Persone
La poesia di Arminio per Francesco: «Un Papa più attento agli uomini che a Dio»
«Molti capi del mondo dovrebbero vergognarsi per non aver ascoltato le sue esortazioni», dice il poeta Franco Arminio. «Ogni bomba lanciata in ogni luogo è stata lanciata anche contro il suo corpo». In queste ore Arminio ha scritto una poesia: "Per noi e per Francesco". La trovate in coda a questo dialogo
di Anna Spena

«La prima cosa che ho pensato quando ho saputo della morte del Papa è che forse ha pesato sulla sua salute anche il dolore per le sue inascoltate implorazioni contro la guerra e contro il riarmo», ha raccontato il poeta Franco Arminio.
«L’accanimento nel seguire le vicende dell’attualità lo ha portato senza timore a privarsi di quell’aura teologica che hanno avuto altri Papi. Forse molti capi del mondo dovrebbero vergognarsi per non aver ascoltato le sue esortazioni. Ogni bomba lanciata in ogni luogo in questi anni è stata lanciata anche contro il suo corpo, un corpo bombardato da una responsabilità enorme e da una grande solitudine. Forse alla fine la poesia, che amava, era una delle poche compagnie sicure».
Dalla speranza al disarmo fino a una chiesa che deve camminare per il mondo. «Io sono un poeta», dice Arminio. «Non uno studioso. E con i miei occhi da poeta dico che la sua morte è una perdita grande per tutti. Francesco è stato un uomo lungimirante, un Papa più attento agli uomini che a Dio». Perché noi oggi «non abbiamo bisogno di una fede astrusa che ripete stancamente i suoi riti. Ma di una fede che, mentre la vera religione è diventata il capitalismo, torna in mezzo alla strada». Francesco «veniva ascoltato anche con un po’ di fastidio per le sue idee. E ora siamo davanti alla fiera dell’ipocrisia mentre da morto se ne tessono le qualità quando invece da vivo è stato, ripeto, inascoltato».
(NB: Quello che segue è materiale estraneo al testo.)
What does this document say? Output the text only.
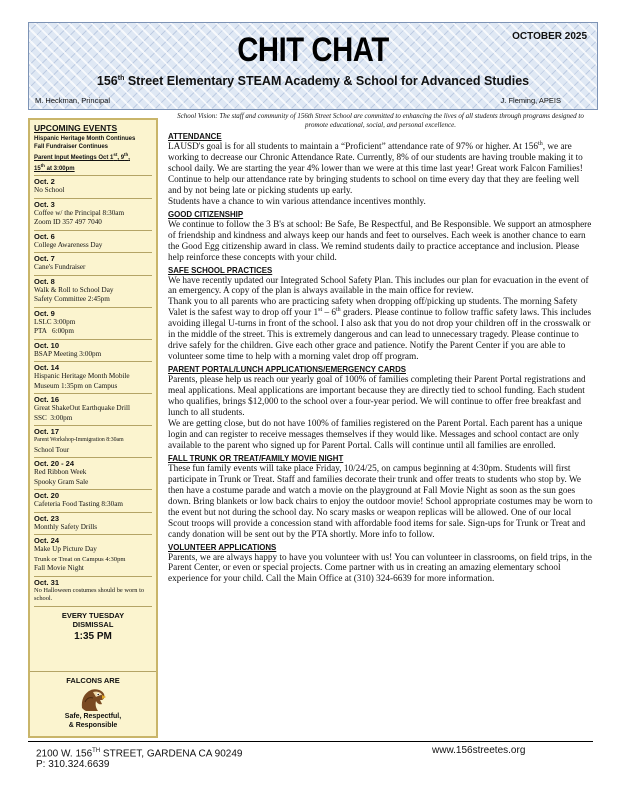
CHIT CHAT	OCTOBER 2025
156th Street Elementary STEAM Academy & School for Advanced Studies
M. Heckman, Principal	J. Fleming, APEIS
UPCOMING EVENTS
Hispanic Heritage Month Continues
Fall Fundraiser Continues
Parent Input Meetings Oct 1st, 9th,
15th at 3:00pm
Oct. 2
No School
Oct. 3
Coffee w/ the Principal 8:30am
Zoom ID 357 497 7040
Oct. 6
College Awareness Day
Oct. 7
Cane's Fundraiser
Oct. 8
Walk & Roll to School Day
Safety Committee 2:45pm
Oct. 9
LSLC 3:00pm
PTA   6:00pm
Oct. 10
BSAP Meeting 3:00pm
Oct. 14
Hispanic Heritage Month Mobile
Museum 1:35pm on Campus
Oct. 16
Great ShakeOut Earthquake Drill
SSC  3:00pm
Oct. 17
Parent Workshop-Immigration 8:30am
School Tour
Oct. 20 - 24
Red Ribbon Week
Spooky Gram Sale
Oct. 20
Cafeteria Food Tasting 8:30am
Oct. 23
Monthly Safety Drills
Oct. 24
Make Up Picture Day
Trunk or Treat on Campus 4:30pm
Fall Movie Night
Oct. 31
No Halloween costumes should be worn to school.
EVERY TUESDAY
DISMISSAL
1:35 PM
FALCONS ARE
Safe, Respectful,
& Responsible
School Vision: The staff and community of 156th Street School are committed to enhancing the lives of all students through programs designed to promote educational, social, and personal excellence.
ATTENDANCE
LAUSD's goal is for all students to maintain a “Proficient” attendance rate of 97% or higher. At 156th, we are working to decrease our Chronic Attendance Rate. Currently, 8% of our students are having trouble making it to school daily. We are starting the year 4% lower than we were at this time last year! Great work Falcon Families! Continue to help our attendance rate by bringing students to school on time every day that they are feeling well and by not being late or picking students up early.
Students have a chance to win various attendance incentives monthly.
GOOD CITIZENSHIP
We continue to follow the 3 B's at school: Be Safe, Be Respectful, and Be Responsible. We support an atmosphere of friendship and kindness and always keep our hands and feet to ourselves. Each week is another chance to earn the Good Egg citizenship award in class. We remind students daily to practice acceptance and inclusion. Please help reinforce these concepts with your child.
SAFE SCHOOL PRACTICES
We have recently updated our Integrated School Safety Plan. This includes our plan for evacuation in the event of an emergency. A copy of the plan is always available in the main office for review.
Thank you to all parents who are practicing safety when dropping off/picking up students. The morning Safety Valet is the safest way to drop off your 1st – 6th graders. Please continue to follow traffic safety laws. This includes avoiding illegal U-turns in front of the school. I also ask that you do not drop your children off in the crosswalk or in the middle of the street. This is extremely dangerous and can lead to unnecessary tragedy. Please continue to drive safely for the children. Give each other grace and patience. Notify the Parent Center if you are able to volunteer some time to help with a morning valet drop off program.
PARENT PORTAL/LUNCH APPLICATIONS/EMERGENCY CARDS
Parents, please help us reach our yearly goal of 100% of families completing their Parent Portal registrations and meal applications. Meal applications are important because they are directly tied to school funding. Each student who qualifies, brings $12,000 to the school over a four-year period. We will continue to offer free breakfast and lunch to all students.
We are getting close, but do not have 100% of families registered on the Parent Portal. Each parent has a unique login and can register to receive messages themselves if they would like. Messages and school contact are only available to the parent who signed up for Parent Portal. Calls will continue until all families are enrolled.
FALL TRUNK OR TREAT/FAMILY MOVIE NIGHT
These fun family events will take place Friday, 10/24/25, on campus beginning at 4:30pm. Students will first participate in Trunk or Treat. Staff and families decorate their trunk and offer treats to students who stop by. We then have a costume parade and watch a movie on the playground at Fall Movie Night as soon as the sun goes down. Bring blankets or low back chairs to enjoy the outdoor movie! School appropriate costumes may be worn to the event but not during the school day. No scary masks or weapon replicas will be allowed. One of our local Scout troops will provide a concession stand with affordable food items for sale. Sign-ups for Trunk or Treat and candy donation will be sent out by the PTA shortly. More info to follow.
VOLUNTEER APPLICATIONS
Parents, we are always happy to have you volunteer with us! You can volunteer in classrooms, on field trips, in the Parent Center, or even or special projects. Come partner with us in creating an amazing elementary school experience for your child. Call the Main Office at (310) 324-6639 for more information.
2100 W. 156TH STREET, GARDENA CA 90249
P: 310.324.6639
www.156streetes.org
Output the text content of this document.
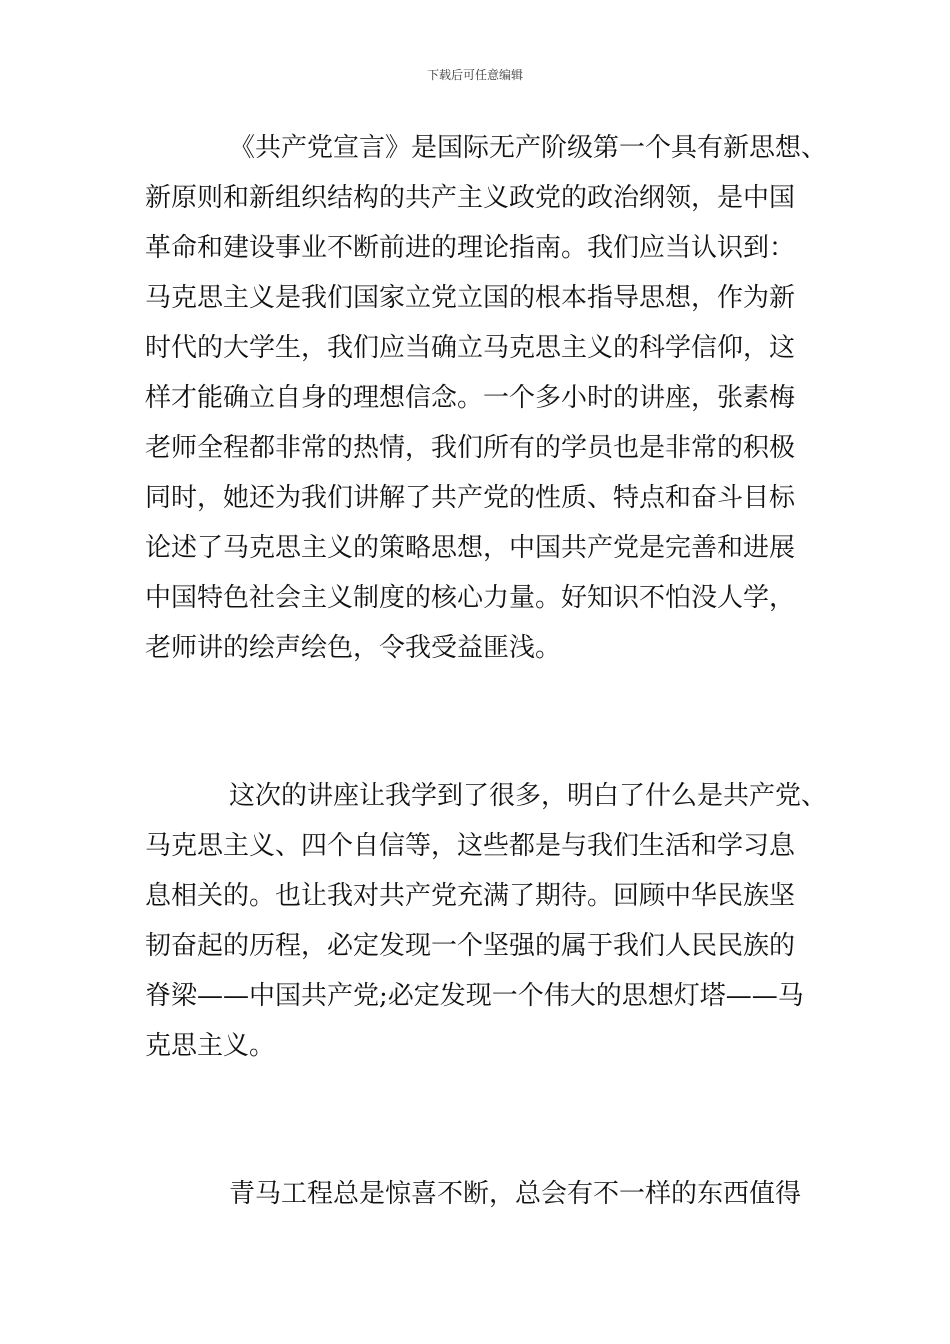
下载后可任意编辑
《共产党宣言》是国际无产阶级第一个具有新思想、
新原则和新组织结构的共产主义政党的政治纲领，是中国
革命和建设事业不断前进的理论指南。我们应当认识到：
马克思主义是我们国家立党立国的根本指导思想，作为新
时代的大学生，我们应当确立马克思主义的科学信仰，这
样才能确立自身的理想信念。一个多小时的讲座，张素梅
老师全程都非常的热情，我们所有的学员也是非常的积极
同时，她还为我们讲解了共产党的性质、特点和奋斗目标
论述了马克思主义的策略思想，中国共产党是完善和进展
中国特色社会主义制度的核心力量。好知识不怕没人学，
老师讲的绘声绘色，令我受益匪浅。
这次的讲座让我学到了很多，明白了什么是共产党、
马克思主义、四个自信等，这些都是与我们生活和学习息
息相关的。也让我对共产党充满了期待。回顾中华民族坚
韧奋起的历程，必定发现一个坚强的属于我们人民民族的
脊梁——中国共产党;必定发现一个伟大的思想灯塔——马
克思主义。
青马工程总是惊喜不断，总会有不一样的东西值得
Gli appelli per la fine delle guerre da Gaza al Sudan. L’accoglienza dei migranti. I diritti dei detenuti. «Nessuno tra “quelli che decidono” ha preso in considerazione le sue parole. E questa è una cosa che lascia con l’amaro in bocca». Ma il Papa era una persona e quindi «penso al dramma umano», dice Arminio. «Alla solitudine. Mi chiedo se in quel momento c’era qualcuno a stringergli la mano. Il mio pensiero va al suo ultimo giorno di sofferenza terrena. Si è speso fino alla fine per la pace, per tenerlo vivo dovremmo fare lo stesso tutti noi».
E proprio in queste ore dove non si parla di poesia, dove «la poesia», dice il poeta, «pare sempre una questione marginale e invece non lo è» Arminio, per lui, una poesia l’ha scritta e non solo per lui, e infatti l’ha titolata Per noi e per Francesco.
“Noi non siamo l’essere,
noi siamo in mezzo agli altri esseri,
siamo in mezzo agli umani
e agli animali e alle piante
e in mezzo alle pietre,
in mezzo al buio e nella luce,
nella polvere dell’universo,
lontani dai noi stessi
e dalle stelle.
Per l’uomo che è morto stamattina
l’impresa più grande
non era quella di fare il Papa
ma di aver raggiunto un luogo
in cui si può abitare la paura
e costruirsi una propria storia.
Francesco ci invitava ad essere
l’inizio di noi stessi, a farla finita
con l’esitazione e l’allusione
e divenire spazio aperto, spazio
di chiarore, danza degli affetti
nella caduta verso il niente.
Solo se accettiamo che la nostra vita
è per metà nostra e per l’altra
metà è nel divino
possiamo sentire un soffio di vento
nella campana di vetro.
Nasce veramente chi non si stanca
di nascere continuamente,
chi sa che ogni cosa al mondo
ha un sedimento losco
e bisogna fare pulizia ogni giorno
se vogliamo toccare alla radice
la feccia di ogni guerra.
Ora che la sconsolata solitudine del Papa
è finita, ora dobbiamo provare veramente
a fargli compagnia”.
Il 16 maggio Franco Arminio sarà al Salone di Torino dove presenterà assieme a Carlo Petrini il libro di Francesco, Viva la poesia! (Ares), curato da Antonio Spadaro.